2. Close Off Any Entryways Into the Room

Close Off Any Entryways Into the RoomMice have to gain entry into your room, and if they’re not able to enter your room, they cannot get near your bed. There’s a lot that you can do to keep mice out of the room, but it’s going to take a lot of work.

I suggest starting with the following:

  • Check for gaps. Mice can squeeze through a gap as wide as 1/4-inch. Since mice have angled collarbones, it’s easy for them to squeeze through these tiny spaces. Seal off these gaps as best you can. Even the baseboard in the room may require replacement.
  • Fill in holes. Holes in the foundation, walls or floors need to also be sealed. Make repairs to correct these holes so that mice cannot enter. Metal or cement are the ideal choice.
  • Windows. An improperly sealed window may allow mice or other pests into the space. You’ll want to make sure that all of the windows in the room close tightly so that there’s no option for a mouse to enter the room.

If mice are coming in the room from other rooms in your home, a simple solution aside from the above tips is to install a door sweep. You can install snug-fitting door sweep that will close the small gap under the door.

And you need to make sure that the door is very tight fitting.

Of course, you will need to repair any gaps or holes in the space, too. Mice may also be coming from the vents in the home, and you can install traps on these vents so that the mice cannot leave the vent.

Vent guards are a good option if you think that the mice are coming in through vents in the room.

You can tell if mice are getting in through vents by checking to see if there are gnaw or bite marks on the vent.

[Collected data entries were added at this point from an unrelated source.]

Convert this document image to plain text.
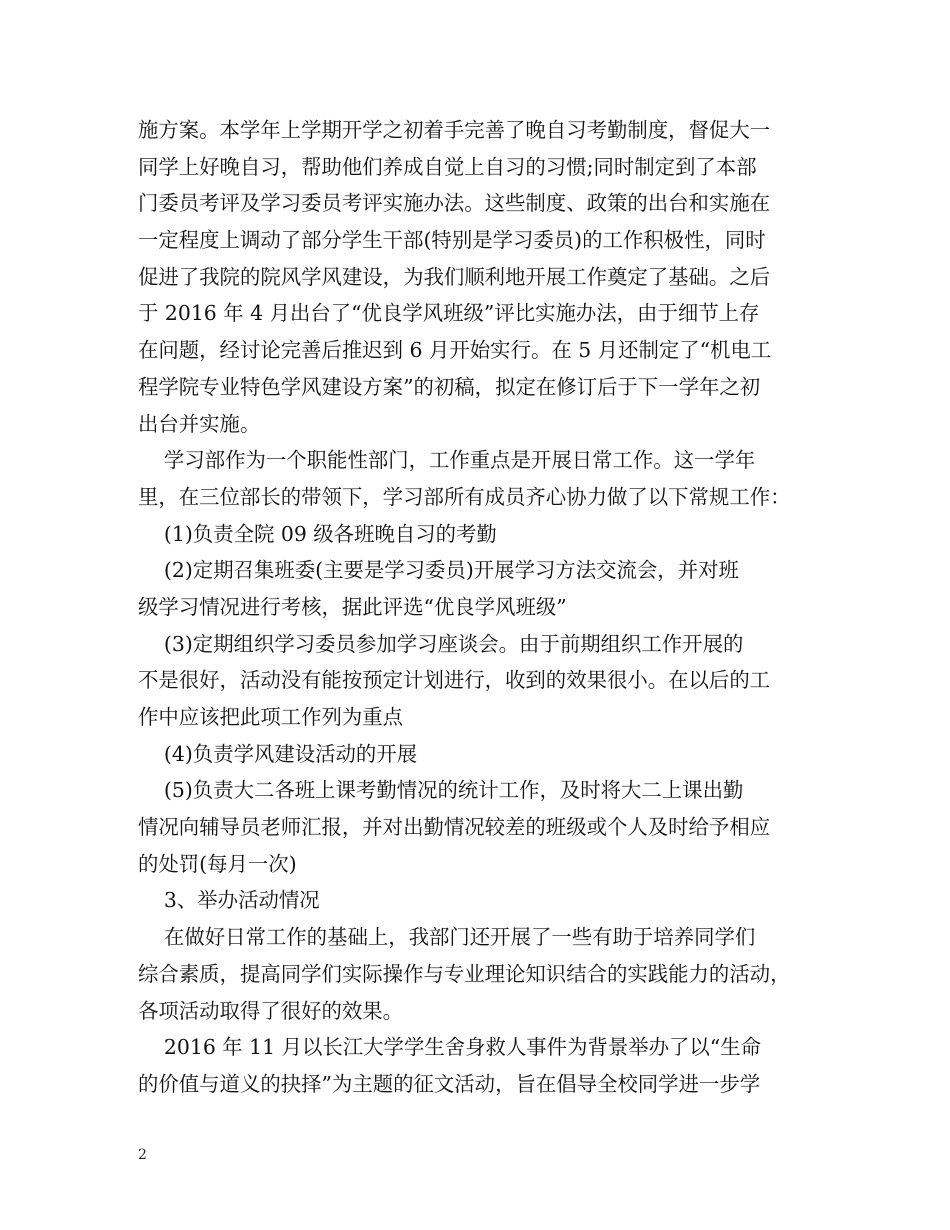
施方案。本学年上学期开学之初着手完善了晚自习考勤制度，督促大一
同学上好晚自习，帮助他们养成自觉上自习的习惯;同时制定到了本部
门委员考评及学习委员考评实施办法。这些制度、政策的出台和实施在
一定程度上调动了部分学生干部(特别是学习委员)的工作积极性，同时
促进了我院的院风学风建设，为我们顺利地开展工作奠定了基础。之后
于 2016 年 4 月出台了“优良学风班级”评比实施办法，由于细节上存
在问题，经讨论完善后推迟到 6 月开始实行。在 5 月还制定了“机电工
程学院专业特色学风建设方案”的初稿，拟定在修订后于下一学年之初
出台并实施。
学习部作为一个职能性部门，工作重点是开展日常工作。这一学年
里，在三位部长的带领下，学习部所有成员齐心协力做了以下常规工作：
(1)负责全院 09 级各班晚自习的考勤
(2)定期召集班委(主要是学习委员)开展学习方法交流会，并对班
级学习情况进行考核，据此评选“优良学风班级”
(3)定期组织学习委员参加学习座谈会。由于前期组织工作开展的
不是很好，活动没有能按预定计划进行，收到的效果很小。在以后的工
作中应该把此项工作列为重点
(4)负责学风建设活动的开展
(5)负责大二各班上课考勤情况的统计工作，及时将大二上课出勤
情况向辅导员老师汇报，并对出勤情况较差的班级或个人及时给予相应
的处罚(每月一次)
3、举办活动情况
在做好日常工作的基础上，我部门还开展了一些有助于培养同学们
综合素质，提高同学们实际操作与专业理论知识结合的实践能力的活动，
各项活动取得了很好的效果。
2016 年 11 月以长江大学学生舍身救人事件为背景举办了以“生命
的价值与道义的抉择”为主题的征文活动，旨在倡导全校同学进一步学
2
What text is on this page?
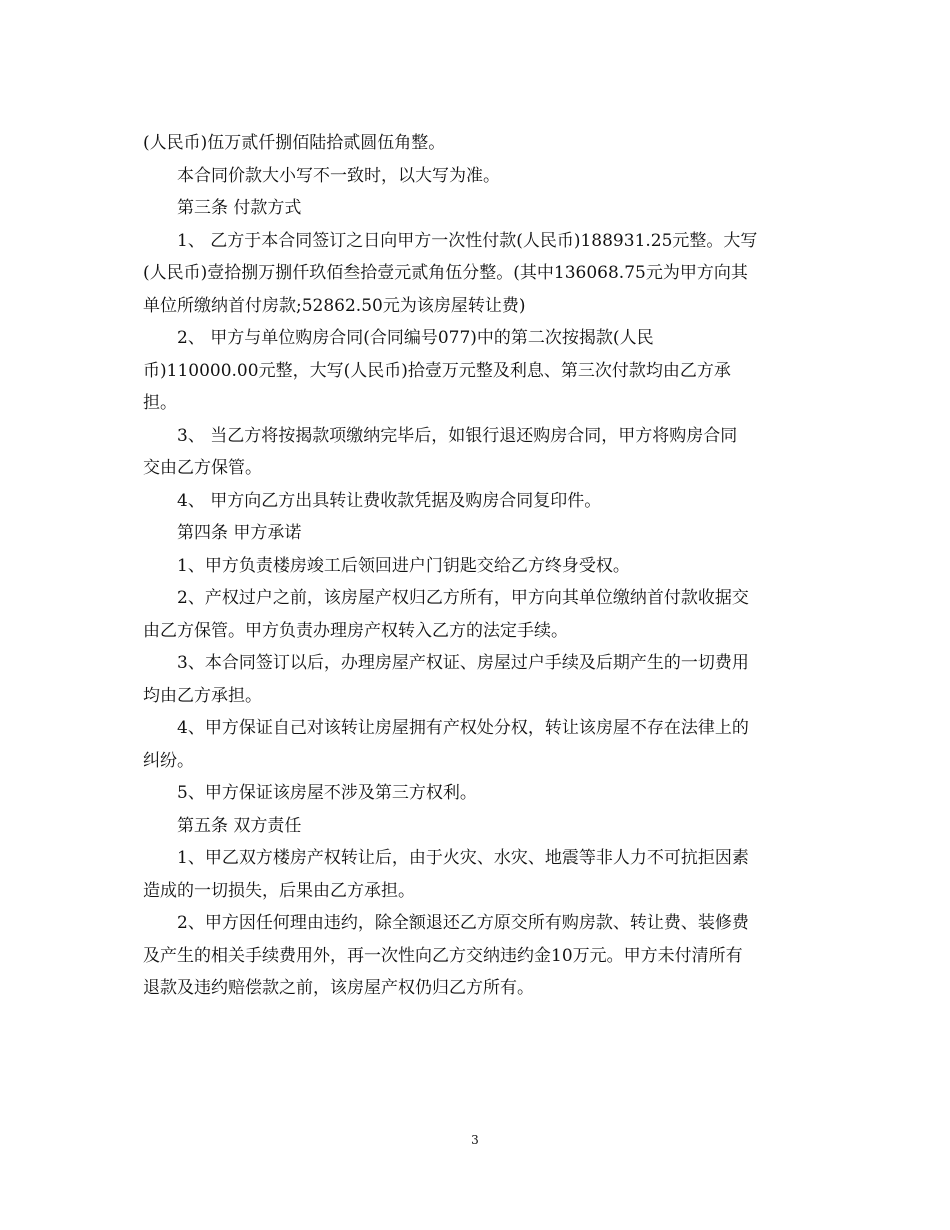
(人民币)伍万贰仟捌佰陆拾贰圆伍角整。

本合同价款大小写不一致时，以大写为准。

第三条 付款方式

1、 乙方于本合同签订之日向甲方一次性付款(人民币)188931.25元整。大写

(人民币)壹拾捌万捌仟玖佰叁拾壹元贰角伍分整。(其中136068.75元为甲方向其

单位所缴纳首付房款;52862.50元为该房屋转让费)

2、 甲方与单位购房合同(合同编号077)中的第二次按揭款(人民

币)110000.00元整，大写(人民币)拾壹万元整及利息、第三次付款均由乙方承

担。

3、 当乙方将按揭款项缴纳完毕后，如银行退还购房合同，甲方将购房合同

交由乙方保管。

4、 甲方向乙方出具转让费收款凭据及购房合同复印件。

第四条 甲方承诺

1、甲方负责楼房竣工后领回进户门钥匙交给乙方终身受权。

2、产权过户之前，该房屋产权归乙方所有，甲方向其单位缴纳首付款收据交

由乙方保管。甲方负责办理房产权转入乙方的法定手续。

3、本合同签订以后，办理房屋产权证、房屋过户手续及后期产生的一切费用

均由乙方承担。

4、甲方保证自己对该转让房屋拥有产权处分权，转让该房屋不存在法律上的

纠纷。

5、甲方保证该房屋不涉及第三方权利。

第五条 双方责任

1、甲乙双方楼房产权转让后，由于火灾、水灾、地震等非人力不可抗拒因素

造成的一切损失，后果由乙方承担。

2、甲方因任何理由违约，除全额退还乙方原交所有购房款、转让费、装修费

及产生的相关手续费用外，再一次性向乙方交纳违约金10万元。甲方未付清所有

退款及违约赔偿款之前，该房屋产权仍归乙方所有。

3
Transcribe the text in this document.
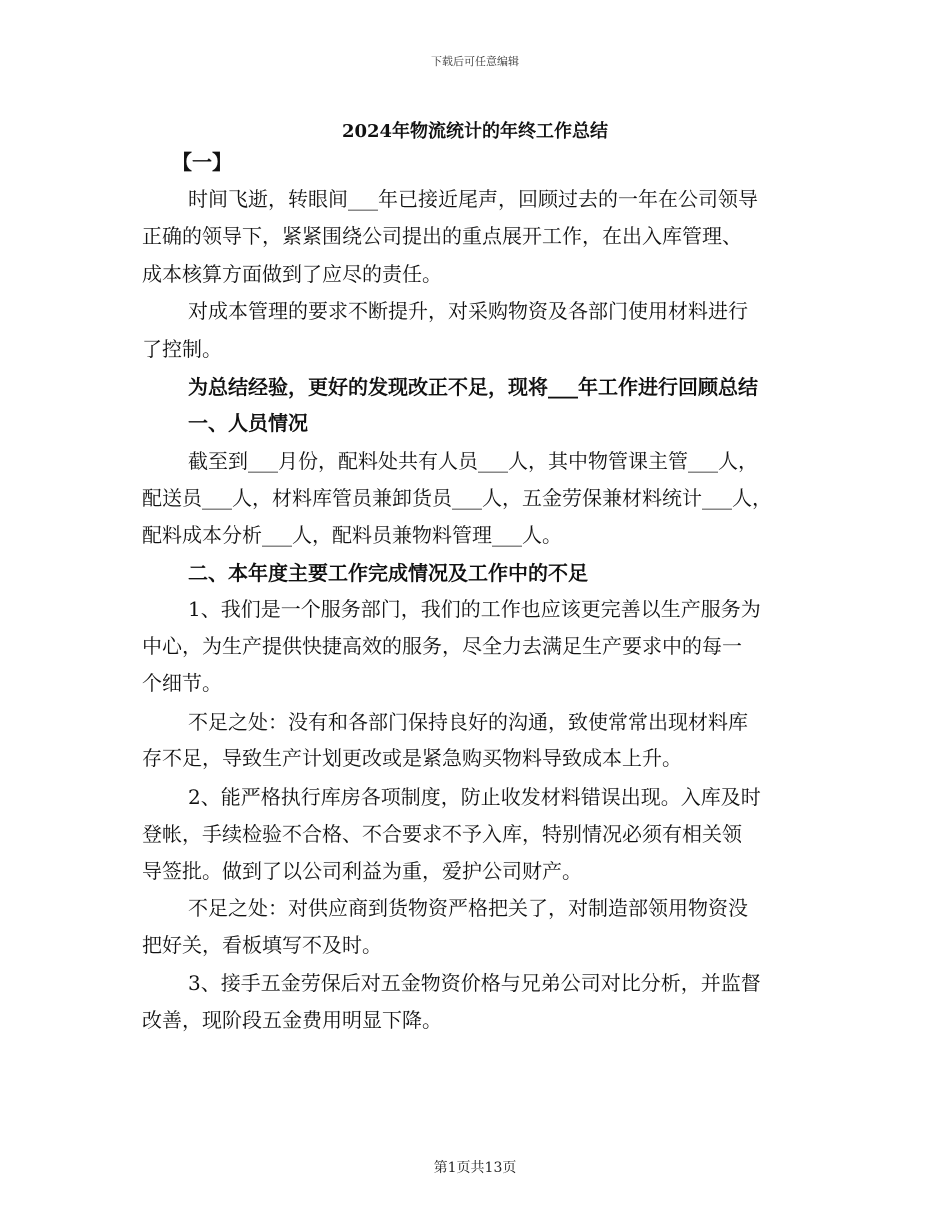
下载后可任意编辑
2024年物流统计的年终工作总结
【一】
时间飞逝，转眼间___年已接近尾声，回顾过去的一年在公司领导
正确的领导下，紧紧围绕公司提出的重点展开工作，在出入库管理、
成本核算方面做到了应尽的责任。
对成本管理的要求不断提升，对采购物资及各部门使用材料进行
了控制。
为总结经验，更好的发现改正不足，现将___年工作进行回顾总结
一、人员情况
截至到___月份，配料处共有人员___人，其中物管课主管___人，
配送员___人，材料库管员兼卸货员___人，五金劳保兼材料统计___人，
配料成本分析___人，配料员兼物料管理___人。
二、本年度主要工作完成情况及工作中的不足
1、我们是一个服务部门，我们的工作也应该更完善以生产服务为
中心，为生产提供快捷高效的服务，尽全力去满足生产要求中的每一
个细节。
不足之处：没有和各部门保持良好的沟通，致使常常出现材料库
存不足，导致生产计划更改或是紧急购买物料导致成本上升。
2、能严格执行库房各项制度，防止收发材料错误出现。入库及时
登帐，手续检验不合格、不合要求不予入库，特别情况必须有相关领
导签批。做到了以公司利益为重，爱护公司财产。
不足之处：对供应商到货物资严格把关了，对制造部领用物资没
把好关，看板填写不及时。
3、接手五金劳保后对五金物资价格与兄弟公司对比分析，并监督
改善，现阶段五金费用明显下降。
第1页共13页
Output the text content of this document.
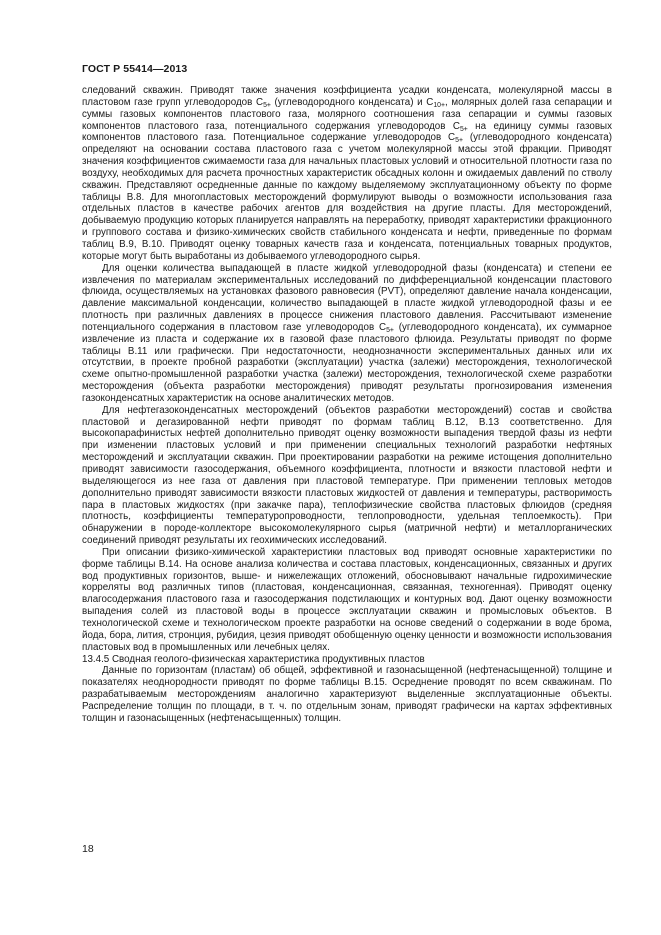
ГОСТ Р 55414—2013

следований скважин. Приводят также значения коэффициента усадки конденсата, молекулярной массы в пластовом газе групп углеводородов $С_{5+}$ (углеводородного конденсата) и $С_{10+}$, молярных долей газа сепарации и суммы газовых компонентов пластового газа, молярного соотношения газа сепарации и суммы газовых компонентов пластового газа, потенциального содержания углеводородов $С_{5+}$ на единицу суммы газовых компонентов пластового газа. Потенциальное содержание углеводородов $С_{5+}$ (углеводородного конденсата) определяют на основании состава пластового газа с учетом молекулярной массы этой фракции. Приводят значения коэффициентов сжимаемости газа для начальных пластовых условий и относительной плотности газа по воздуху, необходимых для расчета прочностных характеристик обсадных колонн и ожидаемых давлений по стволу скважин. Представляют осредненные данные по каждому выделяемому эксплуатационному объекту по форме таблицы В.8. Для многопластовых месторождений формулируют выводы о возможности использования газа отдельных пластов в качестве рабочих агентов для воздействия на другие пласты. Для месторождений, добываемую продукцию которых планируется направлять на переработку, приводят характеристики фракционного и группового состава и физико-химических свойств стабильного конденсата и нефти, приведенные по формам таблиц В.9, В.10. Приводят оценку товарных качеств газа и конденсата, потенциальных товарных продуктов, которые могут быть выработаны из добываемого углеводородного сырья.

Для оценки количества выпадающей в пласте жидкой углеводородной фазы (конденсата) и степени ее извлечения по материалам экспериментальных исследований по дифференциальной конденсации пластового флюида, осуществляемых на установках фазового равновесия (PVT), определяют давление начала конденсации, давление максимальной конденсации, количество выпадающей в пласте жидкой углеводородной фазы и ее плотность при различных давлениях в процессе снижения пластового давления. Рассчитывают изменение потенциального содержания в пластовом газе углеводородов $С_{5+}$ (углеводородного конденсата), их суммарное извлечение из пласта и содержание их в газовой фазе пластового флюида. Результаты приводят по форме таблицы В.11 или графически. При недостаточности, неоднозначности экспериментальных данных или их отсутствии, в проекте пробной разработки (эксплуатации) участка (залежи) месторождения, технологической схеме опытно-промышленной разработки участка (залежи) месторождения, технологической схеме разработки месторождения (объекта разработки месторождения) приводят результаты прогнозирования изменения газоконденсатных характеристик на основе аналитических методов.

Для нефтегазоконденсатных месторождений (объектов разработки месторождений) состав и свойства пластовой и дегазированной нефти приводят по формам таблиц В.12, В.13 соответственно. Для высокопарафинистых нефтей дополнительно приводят оценку возможности выпадения твердой фазы из нефти при изменении пластовых условий и при применении специальных технологий разработки нефтяных месторождений и эксплуатации скважин. При проектировании разработки на режиме истощения дополнительно приводят зависимости газосодержания, объемного коэффициента, плотности и вязкости пластовой нефти и выделяющегося из нее газа от давления при пластовой температуре. При применении тепловых методов дополнительно приводят зависимости вязкости пластовых жидкостей от давления и температуры, растворимость пара в пластовых жидкостях (при закачке пара), теплофизические свойства пластовых флюидов (средняя плотность, коэффициенты температуропроводности, теплопроводности, удельная теплоемкость). При обнаружении в породе-коллекторе высокомолекулярного сырья (матричной нефти) и металлорганических соединений приводят результаты их геохимических исследований.

При описании физико-химической характеристики пластовых вод приводят основные характеристики по форме таблицы В.14. На основе анализа количества и состава пластовых, конденсационных, связанных и других вод продуктивных горизонтов, выше- и нижележащих отложений, обосновывают начальные гидрохимические корреляты вод различных типов (пластовая, конденсационная, связанная, техногенная). Приводят оценку влагосодержания пластового газа и газосодержания подстилающих и контурных вод. Дают оценку возможности выпадения солей из пластовой воды в процессе эксплуатации скважин и промысловых объектов. В технологической схеме и технологическом проекте разработки на основе сведений о содержании в воде брома, йода, бора, лития, стронция, рубидия, цезия приводят обобщенную оценку ценности и возможности использования пластовых вод в промышленных или лечебных целях.

13.4.5 Сводная геолого-физическая характеристика продуктивных пластов

Данные по горизонтам (пластам) об общей, эффективной и газонасыщенной (нефтенасыщенной) толщине и показателях неоднородности приводят по форме таблицы В.15. Осреднение проводят по всем скважинам. По разрабатываемым месторождениям аналогично характеризуют выделенные эксплуатационные объекты. Распределение толщин по площади, в т. ч. по отдельным зонам, приводят графически на картах эффективных толщин и газонасыщенных (нефтенасыщенных) толщин.

18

3. Place Traps or Baits in Key Areas

You might not want to put poison in your room, but mouse traps can definitely help. You may have sealed an exit for mice, so they may be trapped in the room or walls. Placing the best mouse trap and best mouse bait in key areas in the room is recommended.

And while not ideal for a room, you need to kill off mice before they skitter across your bed.

Place traps in key areas:

  • Closets where mice may be running through or roaming in the middle of the night.
  • Under the bed if you’re afraid that mice may climb up your bed. Strong bait will attract the mice before they have a chance to climb on the bed.
  • Near vents if you suspect that mice are getting inside through vents.

If you’ve found mouse droppings, you should place traps in these key areas. Droppings are often a sign of where the mouse was going before or after they’ve found food. Since mice leave droppings while they walk, you can use this as a way to know where mice are going in the room.

You have to remember that mice are after shelter, warmth and food. If there is no food available, there’s no means for the mice to live. It’s as simple as removing the food source in the room to put an end to the infestation.

If you’re the type of person that leaves plates on a dresser or cups out, you need to change your habits.

Clean the room thoroughly, never eating in the room in the first place. By removing food sources, mice are less likely to enter the space than if food is available for them to eat.

I recommend that you clean the room of all food, boxes or small spaces where mice may hide. Mice will use boxes and anything that they can find to make a nest in the room. Once they’ve built their nest, it will be much harder to get rid of the mice.

Cleaning Up After a Mouse Infestation

You will need to clean up in the room after and during the infestation. Since mice can transmit disease, you’ll want to be very cautious of how you handle the dead mice and any droppings that are found.

Wear gloves to remove the dead mice and droppings.

Touching the dead mouse is not recommended. You should handle the body with the utmost care so that you don’t contract a disease or parasite from the mice. If you choose to use poison or mice die inside of the walls, you may smell a foul smell in the room.

Try and locate the smell.

Mice can die inside of the walls, and if this happens, you may want to cut open the wall to remove the dead mice. Not only is the smell putrid, rotting carcass can lead to other pests growing inside of your walls.

Remove of all dead mice properly and responsibly.

If you make sure that all of the entry ways into the room are sealed, use repellents and place traps, you’ll be able to put an end to your mice infestation.